“I’ve decided to be happy because it is good for my health.”
- Voltaire

What sort of “decision” is this? And if it’s just a matter of deciding, why hasn’t everyone decided to be happy?

June’s theme is happiness/joy – which fits with this season of graduation speeches. Such speeches often say what a great thing it is to “dream,” “dream big,” and “follow your dreams.” Well, OK. Sure, there’s a place for goal-setting. Let’s just not forget: the way to have everything you want is to want what you have.

In order to make “what you have” and “what you want” match, there are two strategies. Strategy A is to make a list of all the things that you want, and then set about doing whatever it takes to acquire everything on that list. You work to bring the “have” bar up until it meets the “want” bar. Strategy B is to lower the “want” bar until it meets the “have” bar. Which strategy will work best?

Strategy A is doomed to failure. You'll never have enough. Long before you ever acquire every item on your list, you will have added more things to your list. The “want” bar will always keep rising, staying ahead of the “have” bar. Strategy B, at first, may not look so hot either. How does one decide not to want stuff? Even if one has come to believe that wanting only what one has, letting go of desires for more, does conduce to happiness, can one simply decide to stop wanting?

The instant that it takes to say, “I now hereby decide to be happy” probably isn’t enough. It takes a little bit longer to psyche oneself into a good mood -- and even then, the effects tend to fade away in a few hours, even under good conditions. What's a body to do? Happiness eludes us when we aim at it, and it often sneaks up on us with big, warm hug when we’re paying attention to something else.

Fortunately, intentionally cultivating an openness to life’s joy is not the same thing as a grasping desire for something called happiness. We can undertake to orient ourselves toward happiness without thinking of it as a thing that we want. It’s the difference between opening to what’s there and acquisitively pursuing something that isn’t. So deciding to be happy is a matter of noticing that you are. In this psychic version of quantum mechanics, it comes into existence only when observed. Realizing (noticing) is realizing (making real).

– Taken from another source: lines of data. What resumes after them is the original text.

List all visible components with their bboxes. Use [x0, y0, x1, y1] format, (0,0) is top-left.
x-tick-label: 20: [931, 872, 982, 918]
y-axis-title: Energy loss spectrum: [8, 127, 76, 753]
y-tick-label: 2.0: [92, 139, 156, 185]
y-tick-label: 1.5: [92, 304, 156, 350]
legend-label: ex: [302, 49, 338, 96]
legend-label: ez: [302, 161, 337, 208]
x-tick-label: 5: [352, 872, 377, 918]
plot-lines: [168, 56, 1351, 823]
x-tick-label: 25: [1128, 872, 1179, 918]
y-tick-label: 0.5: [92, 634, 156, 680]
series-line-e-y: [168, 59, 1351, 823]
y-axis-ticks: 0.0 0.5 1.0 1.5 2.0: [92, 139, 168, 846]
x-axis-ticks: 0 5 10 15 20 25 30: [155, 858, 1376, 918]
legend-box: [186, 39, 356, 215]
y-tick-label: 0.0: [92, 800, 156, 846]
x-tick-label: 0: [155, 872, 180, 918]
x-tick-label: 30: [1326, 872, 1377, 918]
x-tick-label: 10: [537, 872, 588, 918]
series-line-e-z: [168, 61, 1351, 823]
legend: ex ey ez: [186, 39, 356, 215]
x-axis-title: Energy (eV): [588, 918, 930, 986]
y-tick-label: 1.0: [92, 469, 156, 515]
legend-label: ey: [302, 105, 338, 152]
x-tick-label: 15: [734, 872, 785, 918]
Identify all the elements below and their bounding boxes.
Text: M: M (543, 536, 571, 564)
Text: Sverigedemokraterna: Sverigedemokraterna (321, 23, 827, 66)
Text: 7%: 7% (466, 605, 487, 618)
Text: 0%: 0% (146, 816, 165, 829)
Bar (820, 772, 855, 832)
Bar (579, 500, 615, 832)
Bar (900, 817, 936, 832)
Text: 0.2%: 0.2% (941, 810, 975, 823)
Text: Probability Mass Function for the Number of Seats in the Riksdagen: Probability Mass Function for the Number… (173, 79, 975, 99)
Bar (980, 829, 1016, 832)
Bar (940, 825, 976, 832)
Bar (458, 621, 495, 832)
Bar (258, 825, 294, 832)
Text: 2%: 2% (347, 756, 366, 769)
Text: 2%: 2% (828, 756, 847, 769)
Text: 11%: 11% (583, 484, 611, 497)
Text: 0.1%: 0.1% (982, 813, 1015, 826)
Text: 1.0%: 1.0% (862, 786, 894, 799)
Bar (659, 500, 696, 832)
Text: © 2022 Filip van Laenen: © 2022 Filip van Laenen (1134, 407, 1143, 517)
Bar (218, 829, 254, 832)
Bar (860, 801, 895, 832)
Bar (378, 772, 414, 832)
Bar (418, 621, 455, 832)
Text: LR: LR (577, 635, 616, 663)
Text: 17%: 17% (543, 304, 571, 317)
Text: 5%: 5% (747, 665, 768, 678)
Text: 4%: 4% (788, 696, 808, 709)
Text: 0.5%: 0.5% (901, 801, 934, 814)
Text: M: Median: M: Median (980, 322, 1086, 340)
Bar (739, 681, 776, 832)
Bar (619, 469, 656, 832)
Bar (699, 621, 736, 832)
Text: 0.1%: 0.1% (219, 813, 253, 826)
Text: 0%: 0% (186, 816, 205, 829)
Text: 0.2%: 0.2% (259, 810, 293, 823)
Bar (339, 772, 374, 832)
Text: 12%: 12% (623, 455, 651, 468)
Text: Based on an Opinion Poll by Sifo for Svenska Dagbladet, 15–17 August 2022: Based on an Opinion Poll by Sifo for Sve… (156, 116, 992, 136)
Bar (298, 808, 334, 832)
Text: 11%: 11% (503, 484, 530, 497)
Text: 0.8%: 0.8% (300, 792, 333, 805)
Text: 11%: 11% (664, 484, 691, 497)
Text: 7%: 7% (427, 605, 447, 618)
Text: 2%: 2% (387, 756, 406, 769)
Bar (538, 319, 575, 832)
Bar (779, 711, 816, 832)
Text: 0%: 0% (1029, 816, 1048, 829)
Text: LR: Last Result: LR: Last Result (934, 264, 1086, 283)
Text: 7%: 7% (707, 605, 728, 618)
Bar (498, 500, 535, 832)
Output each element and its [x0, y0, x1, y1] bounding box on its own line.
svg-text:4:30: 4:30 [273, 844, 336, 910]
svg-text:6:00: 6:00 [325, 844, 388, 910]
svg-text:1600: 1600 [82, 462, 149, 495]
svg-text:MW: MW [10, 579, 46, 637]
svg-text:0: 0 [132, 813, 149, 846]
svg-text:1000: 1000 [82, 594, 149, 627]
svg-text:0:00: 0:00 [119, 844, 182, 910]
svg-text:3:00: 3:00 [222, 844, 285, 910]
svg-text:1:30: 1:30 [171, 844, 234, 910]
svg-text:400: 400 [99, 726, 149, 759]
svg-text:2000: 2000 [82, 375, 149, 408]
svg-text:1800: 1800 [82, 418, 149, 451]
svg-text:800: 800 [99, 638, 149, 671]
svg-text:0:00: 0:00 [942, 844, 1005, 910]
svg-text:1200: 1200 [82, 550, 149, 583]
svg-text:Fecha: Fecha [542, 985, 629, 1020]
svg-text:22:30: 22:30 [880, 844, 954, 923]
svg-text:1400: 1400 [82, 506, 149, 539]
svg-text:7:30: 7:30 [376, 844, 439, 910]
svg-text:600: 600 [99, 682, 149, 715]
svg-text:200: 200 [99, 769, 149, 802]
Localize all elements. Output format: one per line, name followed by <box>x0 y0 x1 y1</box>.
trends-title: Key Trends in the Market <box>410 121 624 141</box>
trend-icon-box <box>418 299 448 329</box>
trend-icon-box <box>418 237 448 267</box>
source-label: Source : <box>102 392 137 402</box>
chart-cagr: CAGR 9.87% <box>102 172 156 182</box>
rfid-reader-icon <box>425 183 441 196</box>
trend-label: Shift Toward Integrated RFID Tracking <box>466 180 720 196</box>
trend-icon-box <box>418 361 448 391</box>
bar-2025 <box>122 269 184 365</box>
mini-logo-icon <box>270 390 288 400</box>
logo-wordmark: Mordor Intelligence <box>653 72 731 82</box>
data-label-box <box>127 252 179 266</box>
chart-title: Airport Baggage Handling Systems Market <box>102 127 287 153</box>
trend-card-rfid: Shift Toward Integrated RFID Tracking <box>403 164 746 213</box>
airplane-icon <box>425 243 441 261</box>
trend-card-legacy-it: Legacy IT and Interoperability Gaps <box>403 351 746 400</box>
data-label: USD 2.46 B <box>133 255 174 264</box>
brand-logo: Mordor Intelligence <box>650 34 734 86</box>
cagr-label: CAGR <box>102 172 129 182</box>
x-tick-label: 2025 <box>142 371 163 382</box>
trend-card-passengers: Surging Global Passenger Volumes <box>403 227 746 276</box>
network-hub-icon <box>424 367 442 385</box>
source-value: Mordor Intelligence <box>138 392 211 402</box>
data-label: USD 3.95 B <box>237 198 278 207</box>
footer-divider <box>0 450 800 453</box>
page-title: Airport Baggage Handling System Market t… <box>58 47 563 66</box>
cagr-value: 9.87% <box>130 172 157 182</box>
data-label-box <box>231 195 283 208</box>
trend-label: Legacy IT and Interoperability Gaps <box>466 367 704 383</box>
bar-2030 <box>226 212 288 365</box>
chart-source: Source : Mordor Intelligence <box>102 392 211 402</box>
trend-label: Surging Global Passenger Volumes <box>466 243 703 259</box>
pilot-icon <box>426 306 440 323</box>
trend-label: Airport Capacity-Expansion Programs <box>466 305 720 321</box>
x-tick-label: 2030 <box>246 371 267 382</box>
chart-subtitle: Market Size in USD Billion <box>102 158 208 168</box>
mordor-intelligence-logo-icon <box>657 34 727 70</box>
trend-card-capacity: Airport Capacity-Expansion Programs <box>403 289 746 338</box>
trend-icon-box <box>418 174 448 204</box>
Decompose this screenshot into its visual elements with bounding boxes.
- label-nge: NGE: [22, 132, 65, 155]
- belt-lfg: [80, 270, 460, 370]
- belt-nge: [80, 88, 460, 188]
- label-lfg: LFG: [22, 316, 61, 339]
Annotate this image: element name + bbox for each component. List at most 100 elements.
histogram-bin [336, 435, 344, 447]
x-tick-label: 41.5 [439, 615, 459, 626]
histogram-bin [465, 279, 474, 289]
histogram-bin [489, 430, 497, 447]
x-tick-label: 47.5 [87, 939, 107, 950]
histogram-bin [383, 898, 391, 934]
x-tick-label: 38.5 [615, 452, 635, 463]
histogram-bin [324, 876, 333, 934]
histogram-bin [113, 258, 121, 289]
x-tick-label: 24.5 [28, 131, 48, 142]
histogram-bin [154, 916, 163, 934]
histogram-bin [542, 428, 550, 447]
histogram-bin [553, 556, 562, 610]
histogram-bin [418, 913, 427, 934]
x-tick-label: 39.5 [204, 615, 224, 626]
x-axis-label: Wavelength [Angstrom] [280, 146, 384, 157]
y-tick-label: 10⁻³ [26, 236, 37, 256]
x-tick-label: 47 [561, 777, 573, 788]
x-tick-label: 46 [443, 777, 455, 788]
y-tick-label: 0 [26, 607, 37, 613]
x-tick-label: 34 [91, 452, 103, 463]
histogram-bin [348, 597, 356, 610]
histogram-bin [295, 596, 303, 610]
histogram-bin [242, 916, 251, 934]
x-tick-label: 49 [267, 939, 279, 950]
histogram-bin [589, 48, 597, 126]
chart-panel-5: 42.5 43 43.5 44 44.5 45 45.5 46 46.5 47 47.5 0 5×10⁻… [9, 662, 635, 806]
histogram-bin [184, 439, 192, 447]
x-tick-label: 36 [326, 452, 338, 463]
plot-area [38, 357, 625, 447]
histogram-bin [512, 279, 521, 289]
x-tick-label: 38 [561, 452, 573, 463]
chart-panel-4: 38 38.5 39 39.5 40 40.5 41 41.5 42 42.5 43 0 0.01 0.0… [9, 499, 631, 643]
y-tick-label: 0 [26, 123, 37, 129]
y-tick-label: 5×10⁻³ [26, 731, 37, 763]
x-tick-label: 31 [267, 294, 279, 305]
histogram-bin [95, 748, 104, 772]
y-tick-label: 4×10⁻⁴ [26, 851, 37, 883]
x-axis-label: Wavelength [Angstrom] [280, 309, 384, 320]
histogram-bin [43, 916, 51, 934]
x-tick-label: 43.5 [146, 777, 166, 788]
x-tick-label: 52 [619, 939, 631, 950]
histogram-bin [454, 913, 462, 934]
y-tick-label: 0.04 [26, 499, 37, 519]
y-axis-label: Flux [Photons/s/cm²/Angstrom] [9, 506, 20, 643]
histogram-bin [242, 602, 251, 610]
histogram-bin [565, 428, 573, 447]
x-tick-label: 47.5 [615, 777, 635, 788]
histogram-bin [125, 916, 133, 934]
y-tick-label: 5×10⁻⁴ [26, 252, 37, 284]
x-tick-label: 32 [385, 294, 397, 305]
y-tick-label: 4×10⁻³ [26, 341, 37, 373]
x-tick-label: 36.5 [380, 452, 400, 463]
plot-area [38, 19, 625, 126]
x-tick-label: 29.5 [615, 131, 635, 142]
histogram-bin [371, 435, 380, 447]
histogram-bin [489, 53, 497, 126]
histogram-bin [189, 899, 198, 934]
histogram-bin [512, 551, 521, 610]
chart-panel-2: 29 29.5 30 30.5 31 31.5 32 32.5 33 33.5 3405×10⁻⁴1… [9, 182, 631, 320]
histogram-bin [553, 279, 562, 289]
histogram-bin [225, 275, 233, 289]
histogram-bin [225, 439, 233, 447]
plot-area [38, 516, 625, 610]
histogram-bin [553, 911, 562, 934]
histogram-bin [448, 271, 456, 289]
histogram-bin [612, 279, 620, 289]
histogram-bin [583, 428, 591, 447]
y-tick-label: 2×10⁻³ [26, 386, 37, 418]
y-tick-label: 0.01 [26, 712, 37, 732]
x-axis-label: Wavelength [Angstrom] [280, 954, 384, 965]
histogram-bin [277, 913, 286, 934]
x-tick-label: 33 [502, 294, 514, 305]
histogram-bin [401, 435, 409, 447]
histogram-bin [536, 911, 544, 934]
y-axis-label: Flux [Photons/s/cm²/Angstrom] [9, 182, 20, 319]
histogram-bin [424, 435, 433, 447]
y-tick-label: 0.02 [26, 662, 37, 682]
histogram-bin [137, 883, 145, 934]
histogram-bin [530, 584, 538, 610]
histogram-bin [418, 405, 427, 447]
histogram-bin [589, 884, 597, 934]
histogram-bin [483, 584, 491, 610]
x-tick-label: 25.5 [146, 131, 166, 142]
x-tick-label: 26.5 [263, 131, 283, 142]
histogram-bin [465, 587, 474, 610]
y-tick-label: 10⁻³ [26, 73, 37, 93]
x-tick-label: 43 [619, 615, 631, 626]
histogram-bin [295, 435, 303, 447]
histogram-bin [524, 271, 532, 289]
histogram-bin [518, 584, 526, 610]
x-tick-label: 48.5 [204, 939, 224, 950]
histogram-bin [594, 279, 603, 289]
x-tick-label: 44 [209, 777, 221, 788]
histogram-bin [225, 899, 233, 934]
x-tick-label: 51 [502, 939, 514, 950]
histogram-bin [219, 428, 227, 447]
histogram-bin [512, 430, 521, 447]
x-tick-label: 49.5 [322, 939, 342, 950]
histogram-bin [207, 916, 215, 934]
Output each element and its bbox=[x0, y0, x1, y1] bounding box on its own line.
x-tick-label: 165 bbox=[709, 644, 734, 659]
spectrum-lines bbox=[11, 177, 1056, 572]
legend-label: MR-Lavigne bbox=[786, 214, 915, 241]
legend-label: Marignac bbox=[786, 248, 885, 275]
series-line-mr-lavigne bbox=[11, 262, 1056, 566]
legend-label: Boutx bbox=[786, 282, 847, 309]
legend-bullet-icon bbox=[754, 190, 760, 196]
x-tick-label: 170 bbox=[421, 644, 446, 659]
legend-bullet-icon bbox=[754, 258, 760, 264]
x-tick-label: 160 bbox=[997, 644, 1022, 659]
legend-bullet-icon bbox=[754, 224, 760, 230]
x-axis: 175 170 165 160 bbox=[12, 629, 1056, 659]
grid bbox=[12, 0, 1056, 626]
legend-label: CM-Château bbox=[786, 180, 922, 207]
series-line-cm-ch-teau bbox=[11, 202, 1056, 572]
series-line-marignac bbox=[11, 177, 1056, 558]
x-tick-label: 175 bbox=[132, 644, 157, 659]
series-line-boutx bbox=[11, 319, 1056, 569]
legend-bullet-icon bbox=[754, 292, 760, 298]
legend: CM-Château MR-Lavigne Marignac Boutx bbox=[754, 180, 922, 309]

Still, a single act of decision – to notice the enjoyability of the things in your life – is only a beginning. Yes, we can, in principle, with Voltaire, decide to be happy, but we simply won’t consistently make that decision unless we make another decision: to commit ourselves to a discipline of cultivating the habit of deciding to be happy. Such discipline is called “spiritual discipline.” What’s yours?